The 156-page paper looks at loan-based and investment-based crowdfunding platforms, which have seen huge growth in recent years, but it focused mainly on the first of these, which is often referred to as peer-to-peer (P2P) lending.
P2P lending, where an investor lends money to another consumer or business through a platform to make a financial return, has become increasingly popular among retail investors, and the crowdfunding market has grown from an estimated £500m in 2013 to £2.7bn in 2015.
Data from the Peer-to-Peer Finance Association showed cumulative lending by its members was approaching £9bn at the end of March 2018.
Here are the five key takeaways from the FCA’s P2P paper.
1) The P2P landscape is very complex, which may be bad for investors
The FCA found P2P platforms tend to have very complicated business models, since they not only facilitate lending but typically price loans and often manage investors' portfolios to achieve a target return.
It expressed concern that the inherent complexity in some models creates greater potential for harm to investors, largely because platforms with different models advertise their offering in different ways, which in turn impacts how the investor perceives the role of the platform.
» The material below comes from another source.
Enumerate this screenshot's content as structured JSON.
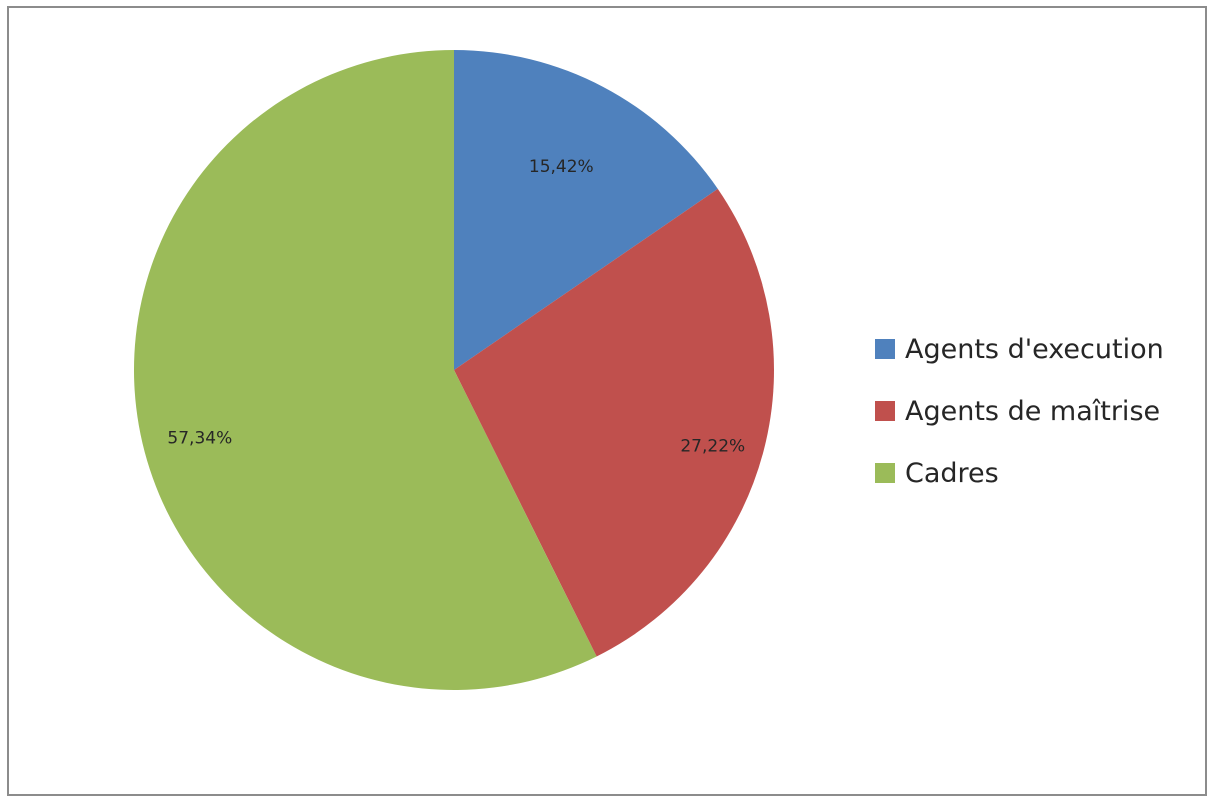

This may lead to a mismatch of expectations between what an investor thinks they are getting, and what they are actually getting in practice.
In some platforms, the platform sets the price and chooses the investor's portfolio to generate a target rate, but in others the platform sets the price and the investor picks the underlying loans. Other platforms simply act as a conduit between the investor and the loan.
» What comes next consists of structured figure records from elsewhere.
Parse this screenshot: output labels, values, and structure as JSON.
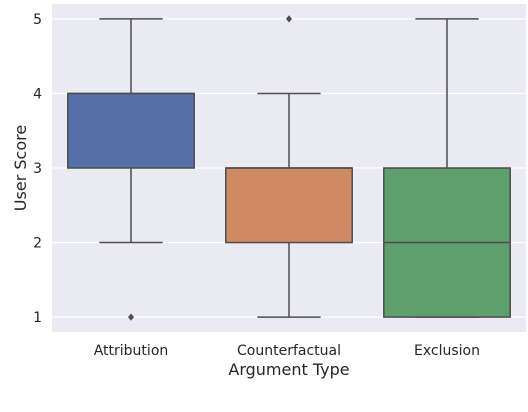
{
  "chart_data": {
    "type": "box",
    "xlabel": "Argument Type",
    "ylabel": "User Score",
    "ylim": [
      0.8,
      5.2
    ],
    "yticks": [
      1,
      2,
      3,
      4,
      5
    ],
    "grid": true,
    "background": "#eaeaf2",
    "categories": [
      {
        "name": "Attribution",
        "color": "#5470a6",
        "whisker_low": 2,
        "q1": 3,
        "median": 4,
        "q3": 4,
        "whisker_high": 5,
        "outliers": [
          1
        ]
      },
      {
        "name": "Counterfactual",
        "color": "#d08a63",
        "whisker_low": 1,
        "q1": 2,
        "median": 3,
        "q3": 3,
        "whisker_high": 4,
        "outliers": [
          5
        ]
      },
      {
        "name": "Exclusion",
        "color": "#5f9f6e",
        "whisker_low": 1,
        "q1": 1,
        "median": 2,
        "q3": 3,
        "whisker_high": 5,
        "outliers": []
      }
    ]
  }
}
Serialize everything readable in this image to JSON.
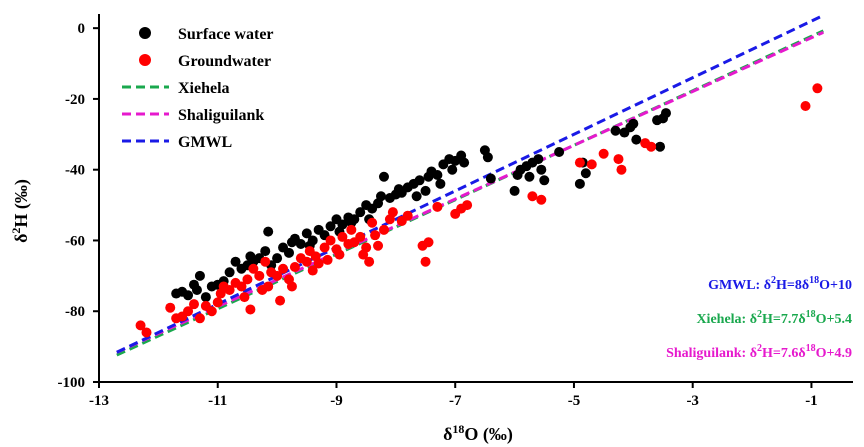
{
  "chart_data": {
    "type": "scatter",
    "xlabel_base": "δ",
    "xlabel_sup": "18",
    "xlabel_tail": "O (‰)",
    "ylabel_base": "δ",
    "ylabel_sup": "2",
    "ylabel_tail": "H (‰)",
    "xlim": [
      -13,
      -0.3
    ],
    "ylim": [
      -100,
      4
    ],
    "x_ticks": [
      {
        "value": -13,
        "label": "-13"
      },
      {
        "value": -11,
        "label": "-11"
      },
      {
        "value": -9,
        "label": "-9"
      },
      {
        "value": -7,
        "label": "-7"
      },
      {
        "value": -5,
        "label": "-5"
      },
      {
        "value": -3,
        "label": "-3"
      },
      {
        "value": -1,
        "label": "-1"
      }
    ],
    "y_ticks": [
      {
        "value": 0,
        "label": "0"
      },
      {
        "value": -20,
        "label": "-20"
      },
      {
        "value": -40,
        "label": "-40"
      },
      {
        "value": -60,
        "label": "-60"
      },
      {
        "value": -80,
        "label": "-80"
      },
      {
        "value": -100,
        "label": "-100"
      }
    ],
    "grid": false,
    "legend_position": "top-left",
    "series": [
      {
        "name": "Surface water",
        "kind": "points",
        "color": "#000000",
        "points": [
          [
            -11.7,
            -75
          ],
          [
            -11.6,
            -74.5
          ],
          [
            -11.5,
            -75.5
          ],
          [
            -11.4,
            -72.5
          ],
          [
            -11.3,
            -70
          ],
          [
            -11.35,
            -74
          ],
          [
            -11.2,
            -76
          ],
          [
            -11.1,
            -73
          ],
          [
            -11.0,
            -72.5
          ],
          [
            -10.9,
            -71.5
          ],
          [
            -10.8,
            -69
          ],
          [
            -10.7,
            -66
          ],
          [
            -10.6,
            -68
          ],
          [
            -10.5,
            -67
          ],
          [
            -10.45,
            -64.5
          ],
          [
            -10.4,
            -66
          ],
          [
            -10.3,
            -65
          ],
          [
            -10.2,
            -63
          ],
          [
            -10.15,
            -57.5
          ],
          [
            -10.1,
            -67
          ],
          [
            -10.0,
            -65
          ],
          [
            -9.9,
            -62
          ],
          [
            -9.8,
            -63.5
          ],
          [
            -9.75,
            -60.5
          ],
          [
            -9.7,
            -59.5
          ],
          [
            -9.6,
            -61
          ],
          [
            -9.5,
            -58
          ],
          [
            -9.45,
            -61.5
          ],
          [
            -9.4,
            -60
          ],
          [
            -9.3,
            -57
          ],
          [
            -9.2,
            -58.5
          ],
          [
            -9.1,
            -56
          ],
          [
            -9.0,
            -54
          ],
          [
            -8.95,
            -57.5
          ],
          [
            -8.9,
            -55.5
          ],
          [
            -8.8,
            -53.5
          ],
          [
            -8.75,
            -55
          ],
          [
            -8.7,
            -54
          ],
          [
            -8.6,
            -52
          ],
          [
            -8.5,
            -50
          ],
          [
            -8.45,
            -54
          ],
          [
            -8.4,
            -51
          ],
          [
            -8.3,
            -49.5
          ],
          [
            -8.25,
            -47.5
          ],
          [
            -8.2,
            -42
          ],
          [
            -8.1,
            -48
          ],
          [
            -8.0,
            -47
          ],
          [
            -7.95,
            -45.5
          ],
          [
            -7.9,
            -46.5
          ],
          [
            -7.8,
            -45
          ],
          [
            -7.7,
            -44
          ],
          [
            -7.65,
            -47.5
          ],
          [
            -7.6,
            -43
          ],
          [
            -7.5,
            -46
          ],
          [
            -7.45,
            -42
          ],
          [
            -7.4,
            -40.5
          ],
          [
            -7.3,
            -41.5
          ],
          [
            -7.25,
            -44
          ],
          [
            -7.2,
            -38.5
          ],
          [
            -7.1,
            -37
          ],
          [
            -7.05,
            -40
          ],
          [
            -7.0,
            -37.5
          ],
          [
            -6.9,
            -36
          ],
          [
            -6.85,
            -38
          ],
          [
            -6.5,
            -34.5
          ],
          [
            -6.45,
            -36.5
          ],
          [
            -6.4,
            -42.5
          ],
          [
            -6.0,
            -46
          ],
          [
            -5.95,
            -41.5
          ],
          [
            -5.9,
            -40
          ],
          [
            -5.8,
            -39
          ],
          [
            -5.75,
            -42
          ],
          [
            -5.7,
            -38
          ],
          [
            -5.6,
            -37
          ],
          [
            -5.55,
            -40
          ],
          [
            -5.5,
            -43
          ],
          [
            -5.25,
            -35
          ],
          [
            -4.9,
            -44
          ],
          [
            -4.85,
            -38
          ],
          [
            -4.8,
            -41
          ],
          [
            -4.3,
            -29
          ],
          [
            -4.15,
            -29.5
          ],
          [
            -4.05,
            -28
          ],
          [
            -4.0,
            -27
          ],
          [
            -3.95,
            -31.5
          ],
          [
            -3.6,
            -26
          ],
          [
            -3.55,
            -33.5
          ],
          [
            -3.5,
            -25.5
          ],
          [
            -3.45,
            -24
          ]
        ]
      },
      {
        "name": "Groundwater",
        "kind": "points",
        "color": "#ff0000",
        "points": [
          [
            -12.3,
            -84
          ],
          [
            -12.2,
            -86
          ],
          [
            -11.8,
            -79
          ],
          [
            -11.7,
            -82
          ],
          [
            -11.6,
            -81.5
          ],
          [
            -11.5,
            -80
          ],
          [
            -11.4,
            -78
          ],
          [
            -11.3,
            -82
          ],
          [
            -11.2,
            -78.5
          ],
          [
            -11.1,
            -80
          ],
          [
            -11.0,
            -77.5
          ],
          [
            -10.95,
            -75
          ],
          [
            -10.9,
            -73
          ],
          [
            -10.8,
            -74
          ],
          [
            -10.7,
            -72
          ],
          [
            -10.6,
            -73
          ],
          [
            -10.55,
            -76
          ],
          [
            -10.5,
            -71
          ],
          [
            -10.45,
            -79.5
          ],
          [
            -10.4,
            -68
          ],
          [
            -10.3,
            -70
          ],
          [
            -10.25,
            -74
          ],
          [
            -10.2,
            -66
          ],
          [
            -10.15,
            -73
          ],
          [
            -10.1,
            -69
          ],
          [
            -10.0,
            -70
          ],
          [
            -9.95,
            -77
          ],
          [
            -9.9,
            -68
          ],
          [
            -9.8,
            -71
          ],
          [
            -9.75,
            -73
          ],
          [
            -9.7,
            -67.5
          ],
          [
            -9.6,
            -65
          ],
          [
            -9.5,
            -66
          ],
          [
            -9.45,
            -63
          ],
          [
            -9.4,
            -68.5
          ],
          [
            -9.35,
            -64.5
          ],
          [
            -9.3,
            -66.5
          ],
          [
            -9.2,
            -62
          ],
          [
            -9.15,
            -65.5
          ],
          [
            -9.1,
            -60
          ],
          [
            -9.0,
            -62.5
          ],
          [
            -8.95,
            -64
          ],
          [
            -8.9,
            -59
          ],
          [
            -8.8,
            -61
          ],
          [
            -8.75,
            -57
          ],
          [
            -8.7,
            -60.5
          ],
          [
            -8.6,
            -59
          ],
          [
            -8.55,
            -64
          ],
          [
            -8.5,
            -62
          ],
          [
            -8.45,
            -66
          ],
          [
            -8.4,
            -55
          ],
          [
            -8.35,
            -58.5
          ],
          [
            -8.3,
            -61.5
          ],
          [
            -8.2,
            -57
          ],
          [
            -8.1,
            -54
          ],
          [
            -8.05,
            -52
          ],
          [
            -7.9,
            -54.5
          ],
          [
            -7.8,
            -53
          ],
          [
            -7.55,
            -61.5
          ],
          [
            -7.5,
            -66
          ],
          [
            -7.45,
            -60.5
          ],
          [
            -7.3,
            -50.5
          ],
          [
            -7.0,
            -52.5
          ],
          [
            -6.9,
            -51
          ],
          [
            -6.8,
            -50
          ],
          [
            -5.7,
            -47.5
          ],
          [
            -5.55,
            -48.5
          ],
          [
            -4.9,
            -38
          ],
          [
            -4.7,
            -38.5
          ],
          [
            -4.5,
            -35.5
          ],
          [
            -4.25,
            -37
          ],
          [
            -4.2,
            -40
          ],
          [
            -3.8,
            -32.5
          ],
          [
            -3.7,
            -33.5
          ],
          [
            -1.1,
            -22
          ],
          [
            -0.9,
            -17
          ]
        ]
      },
      {
        "name": "Xiehela",
        "kind": "line",
        "color": "#1aa84e",
        "slope": 7.7,
        "intercept": 5.4,
        "x_range": [
          -12.7,
          -0.8
        ]
      },
      {
        "name": "Shaliguilank",
        "kind": "line",
        "color": "#e619cd",
        "slope": 7.6,
        "intercept": 4.9,
        "x_range": [
          -12.7,
          -0.8
        ]
      },
      {
        "name": "GMWL",
        "kind": "line",
        "color": "#1a1ae6",
        "slope": 8,
        "intercept": 10,
        "x_range": [
          -12.7,
          -0.8
        ]
      }
    ],
    "annotations": [
      {
        "color": "#1a1ae6",
        "parts": [
          {
            "t": "GMWL: δ"
          },
          {
            "t": "2",
            "sup": true
          },
          {
            "t": "H=8δ"
          },
          {
            "t": "18",
            "sup": true
          },
          {
            "t": "O+10"
          }
        ]
      },
      {
        "color": "#1aa84e",
        "parts": [
          {
            "t": "Xiehela: δ"
          },
          {
            "t": "2",
            "sup": true
          },
          {
            "t": "H=7.7δ"
          },
          {
            "t": "18",
            "sup": true
          },
          {
            "t": "O+5.4"
          }
        ]
      },
      {
        "color": "#e619cd",
        "parts": [
          {
            "t": "Shaliguilank: δ"
          },
          {
            "t": "2",
            "sup": true
          },
          {
            "t": "H=7.6δ"
          },
          {
            "t": "18",
            "sup": true
          },
          {
            "t": "O+4.9"
          }
        ]
      }
    ]
  }
}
2) Some platforms are failing to communicate
The FCA found platforms do not always communicate to investors the true nature and risk of the investment they will be exposed to.
Among the examples it found was a failure to include a prominent investment risk warning, platforms creating a sense of scarcity that might encourage investors to act impulsively and advertisements emphasising the positive nature of investments while failing to balance this with an explanation of the risks.
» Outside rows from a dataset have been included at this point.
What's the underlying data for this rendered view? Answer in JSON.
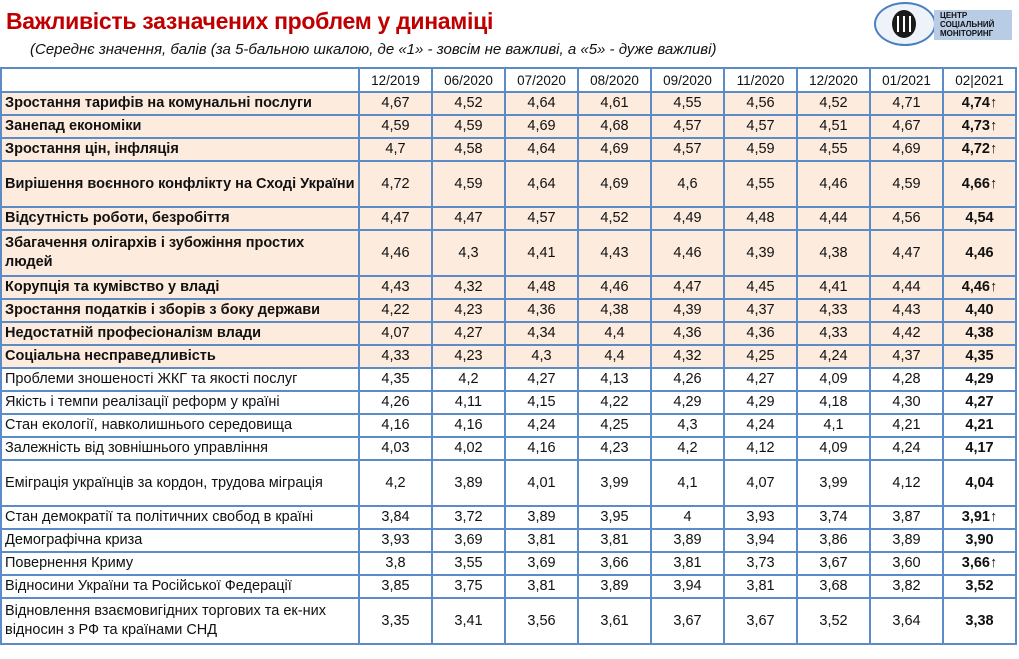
{
  "title": "Важливість зазначених проблем у динаміці",
  "subtitle": "(Середнє значення, балів (за 5-бальною шкалою,  де «1» - зовсім не важливі, а «5» - дуже важливі)",
  "logo_text": [
    "ЦЕНТР",
    "СОЦІАЛЬНИЙ",
    "МОНІТОРИНГ"
  ],
  "columns": [
    "12/2019",
    "06/2020",
    "07/2020",
    "08/2020",
    "09/2020",
    "11/2020",
    "12/2020",
    "01/2021",
    "02|2021"
  ],
  "rows": [
    {
      "label": "Зростання тарифів на комунальні послуги",
      "values": [
        "4,67",
        "4,52",
        "4,64",
        "4,61",
        "4,55",
        "4,56",
        "4,52",
        "4,71",
        "4,74"
      ],
      "up": true,
      "highlight": true
    },
    {
      "label": "Занепад економіки",
      "values": [
        "4,59",
        "4,59",
        "4,69",
        "4,68",
        "4,57",
        "4,57",
        "4,51",
        "4,67",
        "4,73"
      ],
      "up": true,
      "highlight": true
    },
    {
      "label": "Зростання цін, інфляція",
      "values": [
        "4,7",
        "4,58",
        "4,64",
        "4,69",
        "4,57",
        "4,59",
        "4,55",
        "4,69",
        "4,72"
      ],
      "up": true,
      "highlight": true
    },
    {
      "label": "Вирішення воєнного конфлікту на Сході України",
      "values": [
        "4,72",
        "4,59",
        "4,64",
        "4,69",
        "4,6",
        "4,55",
        "4,46",
        "4,59",
        "4,66"
      ],
      "up": true,
      "highlight": true,
      "tall": true
    },
    {
      "label": "Відсутність роботи, безробіття",
      "values": [
        "4,47",
        "4,47",
        "4,57",
        "4,52",
        "4,49",
        "4,48",
        "4,44",
        "4,56",
        "4,54"
      ],
      "up": false,
      "highlight": true
    },
    {
      "label": "Збагачення олігархів і зубожіння простих людей",
      "values": [
        "4,46",
        "4,3",
        "4,41",
        "4,43",
        "4,46",
        "4,39",
        "4,38",
        "4,47",
        "4,46"
      ],
      "up": false,
      "highlight": true,
      "tall": true
    },
    {
      "label": "Корупція та кумівство у владі",
      "values": [
        "4,43",
        "4,32",
        "4,48",
        "4,46",
        "4,47",
        "4,45",
        "4,41",
        "4,44",
        "4,46"
      ],
      "up": true,
      "highlight": true
    },
    {
      "label": "Зростання податків і зборів з боку держави",
      "values": [
        "4,22",
        "4,23",
        "4,36",
        "4,38",
        "4,39",
        "4,37",
        "4,33",
        "4,43",
        "4,40"
      ],
      "up": false,
      "highlight": true
    },
    {
      "label": "Недостатній професіоналізм влади",
      "values": [
        "4,07",
        "4,27",
        "4,34",
        "4,4",
        "4,36",
        "4,36",
        "4,33",
        "4,42",
        "4,38"
      ],
      "up": false,
      "highlight": true
    },
    {
      "label": "Соціальна несправедливість",
      "values": [
        "4,33",
        "4,23",
        "4,3",
        "4,4",
        "4,32",
        "4,25",
        "4,24",
        "4,37",
        "4,35"
      ],
      "up": false,
      "highlight": true
    },
    {
      "label": "Проблеми зношеності ЖКГ та якості послуг",
      "values": [
        "4,35",
        "4,2",
        "4,27",
        "4,13",
        "4,26",
        "4,27",
        "4,09",
        "4,28",
        "4,29"
      ],
      "up": false,
      "highlight": false
    },
    {
      "label": "Якість і темпи реалізації реформ у країні",
      "values": [
        "4,26",
        "4,11",
        "4,15",
        "4,22",
        "4,29",
        "4,29",
        "4,18",
        "4,30",
        "4,27"
      ],
      "up": false,
      "highlight": false
    },
    {
      "label": "Стан екології, навколишнього середовища",
      "values": [
        "4,16",
        "4,16",
        "4,24",
        "4,25",
        "4,3",
        "4,24",
        "4,1",
        "4,21",
        "4,21"
      ],
      "up": false,
      "highlight": false
    },
    {
      "label": "Залежність від зовнішнього управління",
      "values": [
        "4,03",
        "4,02",
        "4,16",
        "4,23",
        "4,2",
        "4,12",
        "4,09",
        "4,24",
        "4,17"
      ],
      "up": false,
      "highlight": false
    },
    {
      "label": "Еміграція українців за кордон, трудова міграція",
      "values": [
        "4,2",
        "3,89",
        "4,01",
        "3,99",
        "4,1",
        "4,07",
        "3,99",
        "4,12",
        "4,04"
      ],
      "up": false,
      "highlight": false,
      "tall": true
    },
    {
      "label": "Стан демократії та політичних свобод в країні",
      "values": [
        "3,84",
        "3,72",
        "3,89",
        "3,95",
        "4",
        "3,93",
        "3,74",
        "3,87",
        "3,91"
      ],
      "up": true,
      "highlight": false
    },
    {
      "label": "Демографічна криза",
      "values": [
        "3,93",
        "3,69",
        "3,81",
        "3,81",
        "3,89",
        "3,94",
        "3,86",
        "3,89",
        "3,90"
      ],
      "up": false,
      "highlight": false
    },
    {
      "label": "Повернення Криму",
      "values": [
        "3,8",
        "3,55",
        "3,69",
        "3,66",
        "3,81",
        "3,73",
        "3,67",
        "3,60",
        "3,66"
      ],
      "up": true,
      "highlight": false
    },
    {
      "label": "Відносини України та Російської Федерації",
      "values": [
        "3,85",
        "3,75",
        "3,81",
        "3,89",
        "3,94",
        "3,81",
        "3,68",
        "3,82",
        "3,52"
      ],
      "up": false,
      "highlight": false
    },
    {
      "label": "Відновлення взаємовигідних торгових та ек-них відносин з РФ та країнами СНД",
      "values": [
        "3,35",
        "3,41",
        "3,56",
        "3,61",
        "3,67",
        "3,67",
        "3,52",
        "3,64",
        "3,38"
      ],
      "up": false,
      "highlight": false,
      "tall": true
    }
  ],
  "arrow_symbol": "↑"
}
It also found instances of past performance being included in advertisements without a clear warning this did not indicate likely future performance.
The FCA also found examples of insufficient ongoing disclosure. For example, an investor might not be made aware that loans within their portfolio have defaulted.
The regulator also had a particular concern about cost disclosure in the P2P sector, where charging structures are "often opaque".
To address these issues, the FCA has proposed forcing P2P platforms to disclose certain things such as the expected and actual rate of return and default rates.
3) The management of risk could be improved
The FCA found a number of instances where it was not clear the interest paid by the borrower was linked to the credit risk they pose, or the return received by the investor reflected the investment risk they were prepared to take.